Of the 582 households, 55.3% had children under the age of 18 living with them, 29.7% were married couples living together, 41.4% had a female householder with no husband present, and 22.5% were non-families. 19.8% of households were one person, and 8.4% were one person aged 65 or older. The average household size was 2.95 and the average family size was 3.33.

In Seabrook Farms the population was spread out, with 42.8% under the age of 18, 10.1% from 18 to 24, 26.2% from 25 to 44, 14.9% from 45 to 64, and 6.1% 65 or older. The median age was 23 years. For every 100 females, there were 85.2 males. For every 100 females age 18 and over, there were 67.5 males.

The median household income was in Seabrook Farms was $16,558, and the median family income was $22,500. Males had a median income of $24,479 versus $24,643 for females.
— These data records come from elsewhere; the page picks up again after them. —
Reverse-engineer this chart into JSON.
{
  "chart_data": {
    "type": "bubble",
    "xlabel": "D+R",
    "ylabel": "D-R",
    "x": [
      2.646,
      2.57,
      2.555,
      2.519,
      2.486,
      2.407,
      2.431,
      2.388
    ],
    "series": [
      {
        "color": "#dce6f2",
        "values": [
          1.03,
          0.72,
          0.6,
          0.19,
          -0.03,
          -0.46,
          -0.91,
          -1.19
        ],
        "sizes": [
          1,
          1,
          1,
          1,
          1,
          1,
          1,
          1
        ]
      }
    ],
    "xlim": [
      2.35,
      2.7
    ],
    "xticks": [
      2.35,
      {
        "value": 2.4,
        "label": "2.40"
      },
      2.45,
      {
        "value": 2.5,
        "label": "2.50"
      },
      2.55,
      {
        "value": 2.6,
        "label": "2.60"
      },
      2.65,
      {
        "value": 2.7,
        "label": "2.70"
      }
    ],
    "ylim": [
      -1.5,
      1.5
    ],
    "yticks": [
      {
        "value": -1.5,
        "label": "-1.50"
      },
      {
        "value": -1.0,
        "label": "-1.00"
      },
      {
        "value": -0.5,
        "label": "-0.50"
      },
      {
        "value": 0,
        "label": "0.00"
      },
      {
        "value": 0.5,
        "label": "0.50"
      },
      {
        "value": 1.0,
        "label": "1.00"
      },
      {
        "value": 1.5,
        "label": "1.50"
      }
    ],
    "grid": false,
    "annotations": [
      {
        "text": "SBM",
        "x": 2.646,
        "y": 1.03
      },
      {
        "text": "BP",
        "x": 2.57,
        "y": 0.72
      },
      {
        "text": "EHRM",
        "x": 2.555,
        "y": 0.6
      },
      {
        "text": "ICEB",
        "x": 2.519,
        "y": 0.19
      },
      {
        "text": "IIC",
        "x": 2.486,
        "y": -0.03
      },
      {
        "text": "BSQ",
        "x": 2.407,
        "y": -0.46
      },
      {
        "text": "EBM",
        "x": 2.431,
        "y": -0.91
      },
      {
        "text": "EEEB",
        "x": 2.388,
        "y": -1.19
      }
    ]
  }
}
The per capita income for Seabrook Farms was $12,499. About 28.3% of families and 34.3% of the population were below the poverty line, including 42.2% of those under age 18 and 16.8% of those age 65 or over.

==Education==
Students are zoned to Upper Deerfield Township School District (for elementary school) and Cumberland Regional School District (for high school).